Course Highlights

This critical thinking skills course will:

  • Offer two methodologies for better critical thinking.
  • Provide common frameworks for outlining an argument.
  • Suggest several methodologies for spotting fallacies and finding errors in logic.
  • Propose a process for making sound decisions.

Course Overview

Strong critical thinking skills enable people to analyze and evaluate information, arguments, and evidence so they can form sound judgments and make decisions. The process involves questioning assumptions, analyzing evidence, and considering multiple perspectives to reach a well-informed and well-reasoned conclusion.

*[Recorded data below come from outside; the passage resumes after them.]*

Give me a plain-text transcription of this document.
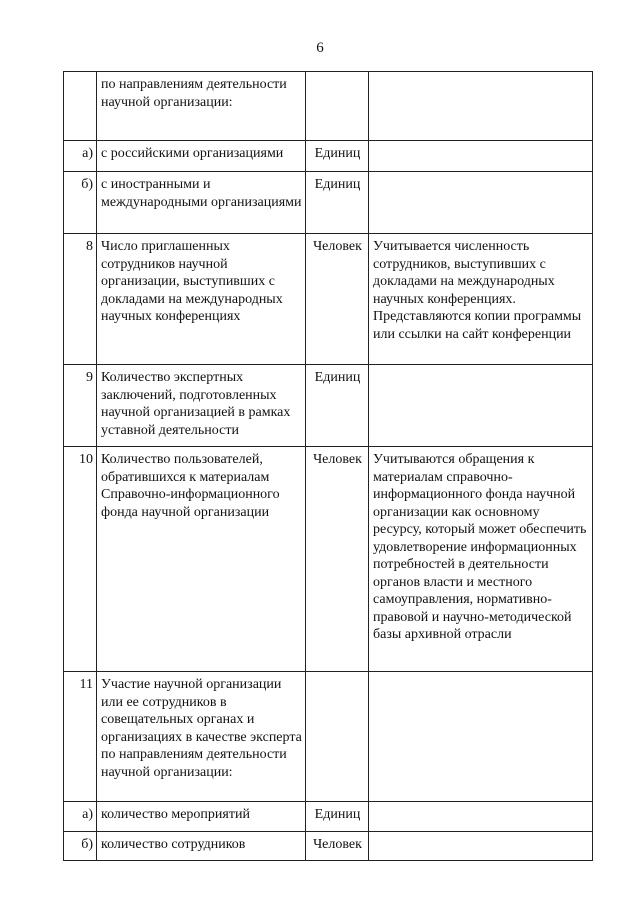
6
	по направлениям деятельности научной организации:		
а)	с российскими организациями	Единиц	
б)	с иностранными и международными организациями	Единиц	
8	Число приглашенных сотрудников научной организации, выступивших с докладами на международных научных конференциях	Человек	Учитывается численность сотрудников, выступивших с докладами на международных научных конференциях. Представляются копии программы или ссылки на сайт конференции
9	Количество экспертных заключений, подготовленных научной организацией в рамках уставной деятельности	Единиц	
10	Количество пользователей, обратившихся к материалам Справочно-информационного фонда научной организации	Человек	Учитываются обращения к материалам справочно-информационного фонда научной организации как основному ресурсу, который может обеспечить удовлетворение информационных потребностей в деятельности органов власти и местного самоуправления, нормативно-правовой и научно-методической базы архивной отрасли
11	Участие научной организации или ее сотрудников в совещательных органах и организациях в качестве эксперта по направлениям деятельности научной организации:		
а)	количество мероприятий	Единиц	
б)	количество сотрудников	Человек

This two-part course introduces the fundamental principles of critical thinking. Through a series of interactive exercises and discussions, participants will learn how to identify and evaluate arguments, assess the credibility of sources, and construct logical and well-supported conclusions.

Segment One Objectives

At this segment’s conclusion, participants should be able to:

  • Differentiate critical and creative thinking.
  • Explain the components of the critical thinking process.
  • Discuss methodologies for identifying issues, problems, and decisions that should be made.
  • Use Socratic questioning.
  • Follow the DOUBT method for exploring and refining an argument.
  • Explain the value of the teacher method and when it’s appropriate to use.
  • Describe how to use a fishbone diagram, SWOT analysis, fault tree analysis, and value stream mapping.

Segment One Modules

  • Hey 19: Flipping the Switch
  • Method not Madness: Defining Critical Thinking
  • Step by Step: Follow the Process
  • We’ve Got a Problem: Finding Issues
  • A Better Understanding: Forming a Picture
  • One Bite at a Time: Eating Elephants

Segment Two Objectives

At this segment’s conclusion, participants should be able to:

  • Explain methods for evaluating the credibility and relevance of information.
  • Recognize common logic fallacies.
  • Follow a five-step decision-making process.
  • Describe Toulmin’s Model of Argument, Aristotle’s Rhetorical Triangle, Rogerian Argument, and Monroe’s Motivated Sequence for presenting information.
  • Review the Paul-Elder Framework and the Fisher and Scriven’s Framework.

Segment Two Modules

  • Credentials Please: Assessing Credibility
  • Before Your Conclude: Recognizing Logic Fallacies and Other Traps
  • Decision Decisions: Making Choices
  • Pitch Perfect: Presenting the Argument
  • Map to a Model: Following a Framework

By the end of this program, learners should have a foundational knowledge of the critical thinking process and several tools they can use to think critically at work and at home.